A fondamento della richiesta dei legali sta il convincimento che nell'imputazione non è stata specificata l'esistenza dell'aggravante, ovvero il fatto che la falsificazione riguarda un atto pubblico (il verbale di gara) che fa fede fino a prova di falso. E, per le difese, la mancata contestazione fa venir meno l'aumento del periodo di custodia che per il falso è sei mesi. Il collegio, pur sottolineando che è vero che l'imputazione indica la violazione del reato di falso e che l'aggravante non è stata specificata, «rileva come la contestazione in fatto della condotta ascritta a tutti faccia chiaro ed inequivoco riferimento all'aver “effettuato attestazioni false nei verbali di gara”» e che «il testo dell'imputazione prosegue specificando in cosa consisterebbero le false attestazioni».

Ma farebbe fede l’atto firmato dal giudice per le indagini preliminari, Paolo Scotto di Luzio.
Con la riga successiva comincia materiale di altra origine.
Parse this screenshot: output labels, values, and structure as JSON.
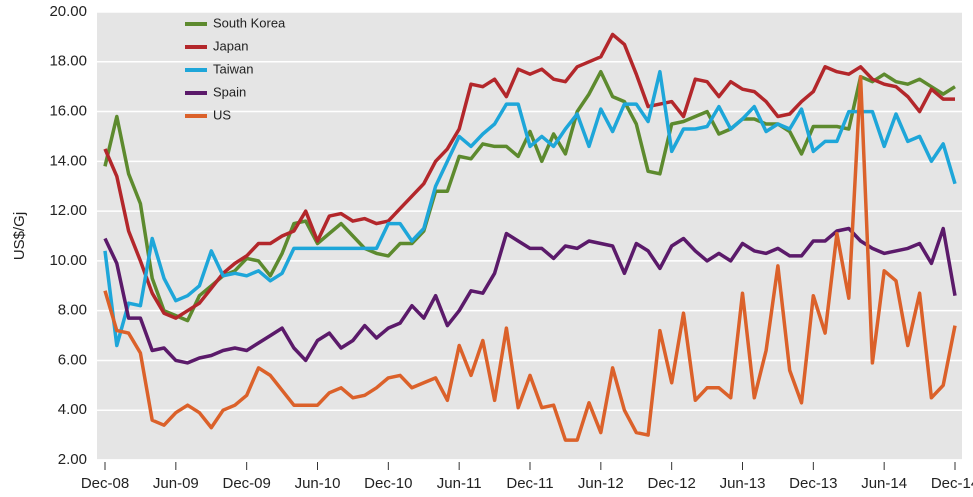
{
  "chart_data": {
    "type": "line",
    "y_label": "US$/Gj",
    "categories": [
      "Dec-08",
      null,
      null,
      null,
      null,
      null,
      "Jun-09",
      null,
      null,
      null,
      null,
      null,
      "Dec-09",
      null,
      null,
      null,
      null,
      null,
      "Jun-10",
      null,
      null,
      null,
      null,
      null,
      "Dec-10",
      null,
      null,
      null,
      null,
      null,
      "Jun-11",
      null,
      null,
      null,
      null,
      null,
      "Dec-11",
      null,
      null,
      null,
      null,
      null,
      "Jun-12",
      null,
      null,
      null,
      null,
      null,
      "Dec-12",
      null,
      null,
      null,
      null,
      null,
      "Jun-13",
      null,
      null,
      null,
      null,
      null,
      "Dec-13",
      null,
      null,
      null,
      null,
      null,
      "Jun-14",
      null,
      null,
      null,
      null,
      null,
      "Dec-14"
    ],
    "series": [
      {
        "name": "South Korea",
        "color": "#5d8a2e",
        "values": [
          13.8,
          15.8,
          13.5,
          12.3,
          9.3,
          8.0,
          7.8,
          7.6,
          8.6,
          9.0,
          9.4,
          9.6,
          10.1,
          10.0,
          9.4,
          10.3,
          11.5,
          11.6,
          10.7,
          11.1,
          11.5,
          11.0,
          10.5,
          10.3,
          10.2,
          10.7,
          10.7,
          11.2,
          12.8,
          12.8,
          14.2,
          14.1,
          14.7,
          14.6,
          14.6,
          14.2,
          15.2,
          14.0,
          15.1,
          14.3,
          16.0,
          16.7,
          17.6,
          16.6,
          16.4,
          15.5,
          13.6,
          13.5,
          15.5,
          15.6,
          15.8,
          16.0,
          15.1,
          15.3,
          15.7,
          15.7,
          15.5,
          15.5,
          15.2,
          14.3,
          15.4,
          15.4,
          15.4,
          15.3,
          17.4,
          17.2,
          17.5,
          17.2,
          17.1,
          17.3,
          17.0,
          16.7,
          17.0
        ]
      },
      {
        "name": "Japan",
        "color": "#b3272b",
        "values": [
          14.5,
          13.4,
          11.2,
          10.0,
          8.7,
          7.9,
          7.7,
          8.0,
          8.3,
          8.9,
          9.5,
          9.9,
          10.2,
          10.7,
          10.7,
          11.0,
          11.2,
          12.0,
          10.8,
          11.8,
          11.9,
          11.6,
          11.7,
          11.5,
          11.6,
          12.1,
          12.6,
          13.1,
          14.0,
          14.5,
          15.3,
          17.1,
          17.0,
          17.3,
          16.6,
          17.7,
          17.5,
          17.7,
          17.3,
          17.2,
          17.8,
          18.0,
          18.2,
          19.1,
          18.7,
          17.5,
          16.2,
          16.3,
          16.4,
          15.8,
          17.3,
          17.2,
          16.6,
          17.2,
          16.9,
          16.8,
          16.4,
          15.8,
          15.9,
          16.4,
          16.8,
          17.8,
          17.6,
          17.5,
          17.8,
          17.3,
          17.1,
          17.0,
          16.6,
          16.0,
          16.9,
          16.5,
          16.5
        ]
      },
      {
        "name": "Taiwan",
        "color": "#1ea6d9",
        "values": [
          10.4,
          6.6,
          8.3,
          8.2,
          10.9,
          9.3,
          8.4,
          8.6,
          9.0,
          10.4,
          9.4,
          9.5,
          9.4,
          9.6,
          9.2,
          9.5,
          10.5,
          10.5,
          10.5,
          10.5,
          10.5,
          10.5,
          10.5,
          10.5,
          11.5,
          11.5,
          10.8,
          11.3,
          13.0,
          14.0,
          15.0,
          14.6,
          15.1,
          15.5,
          16.3,
          16.3,
          14.6,
          15.0,
          14.6,
          15.3,
          15.9,
          14.6,
          16.1,
          15.2,
          16.3,
          16.3,
          15.6,
          17.6,
          14.4,
          15.3,
          15.3,
          15.4,
          16.2,
          15.3,
          15.7,
          16.2,
          15.2,
          15.5,
          15.3,
          16.1,
          14.4,
          14.8,
          14.8,
          16.0,
          16.0,
          16.0,
          14.6,
          15.9,
          14.8,
          15.0,
          14.0,
          14.7,
          13.1
        ]
      },
      {
        "name": "Spain",
        "color": "#5b1a6a",
        "values": [
          10.9,
          9.9,
          7.7,
          7.7,
          6.4,
          6.5,
          6.0,
          5.9,
          6.1,
          6.2,
          6.4,
          6.5,
          6.4,
          6.7,
          7.0,
          7.3,
          6.5,
          6.0,
          6.8,
          7.1,
          6.5,
          6.8,
          7.4,
          6.9,
          7.3,
          7.5,
          8.2,
          7.7,
          8.6,
          7.4,
          8.0,
          8.8,
          8.7,
          9.5,
          11.1,
          10.8,
          10.5,
          10.5,
          10.1,
          10.6,
          10.5,
          10.8,
          10.7,
          10.6,
          9.5,
          10.7,
          10.4,
          9.7,
          10.6,
          10.9,
          10.4,
          10.0,
          10.3,
          10.0,
          10.7,
          10.4,
          10.3,
          10.5,
          10.2,
          10.2,
          10.8,
          10.8,
          11.2,
          11.3,
          10.8,
          10.5,
          10.3,
          10.4,
          10.5,
          10.7,
          9.9,
          11.3,
          8.6
        ]
      },
      {
        "name": "US",
        "color": "#db612a",
        "values": [
          8.8,
          7.2,
          7.1,
          6.3,
          3.6,
          3.4,
          3.9,
          4.2,
          3.9,
          3.3,
          4.0,
          4.2,
          4.6,
          5.7,
          5.4,
          4.8,
          4.2,
          4.2,
          4.2,
          4.7,
          4.9,
          4.5,
          4.6,
          4.9,
          5.3,
          5.4,
          4.9,
          5.1,
          5.3,
          4.4,
          6.6,
          5.4,
          6.8,
          4.4,
          7.3,
          4.1,
          5.4,
          4.1,
          4.2,
          2.8,
          2.8,
          4.3,
          3.1,
          5.7,
          4.0,
          3.1,
          3.0,
          7.2,
          5.1,
          7.9,
          4.4,
          4.9,
          4.9,
          4.5,
          8.7,
          4.5,
          6.4,
          9.8,
          5.6,
          4.3,
          8.6,
          7.1,
          11.1,
          8.5,
          17.4,
          5.9,
          9.6,
          9.2,
          6.6,
          8.7,
          4.5,
          5.0,
          7.4
        ]
      }
    ],
    "ylim": [
      2,
      20
    ],
    "yticks": [
      {
        "value": 2,
        "label": "2.00"
      },
      {
        "value": 4,
        "label": "4.00"
      },
      {
        "value": 6,
        "label": "6.00"
      },
      {
        "value": 8,
        "label": "8.00"
      },
      {
        "value": 10,
        "label": "10.00"
      },
      {
        "value": 12,
        "label": "12.00"
      },
      {
        "value": 14,
        "label": "14.00"
      },
      {
        "value": 16,
        "label": "16.00"
      },
      {
        "value": 18,
        "label": "18.00"
      },
      {
        "value": 20,
        "label": "20.00"
      }
    ],
    "grid": true,
    "legend": "top-left"
  }
}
Continua il quotidiano locale:

«È spiegato chiaramente ed efficacemente anche dal gip», motiva il collegio che, rimandando alle pagine nelle quali si descrive la condotta e il fatto che la falsificazione riguardi atti pubblici, prosegue sostenendo che «l'aggravante ad effetto speciale costituita dall'aver falsificato (per l'accusa) un atto fidefaciente è contestata nell'ordinanza e indipendentemente dal fatto che sia stata fatta o meno esplicita menzione è sin dall'origine contestata agli imputati e sulla base anche di essa è stata adottata la misura cautelare avendola il gip contemplata e menzionata». E «il termine di fase è quello di un anno a decorrere dalla data di emissione del decreto di giudizio immediato».

Per i giudici sarebbe ben presente ancora il pericolo di “reiterazione del reato” (che in base al Codice di procedura penale è uno dei presupposti, assieme al pericolo di fuga e inquinamento delle prove, a motivare gli arresti). In pratica i due dirigenti sarebbero ancora al “loro posto” in Agec: demansionati, certo, ma pur sempre in ruoli di vertice che consentirebbero di arrivare ad esercitare lo stesso potere che avevano prima di essere arrestati. In breve il Tribunale ha stabilito che l’autosospensione non coincide con la perdita della posizione dirigenziale.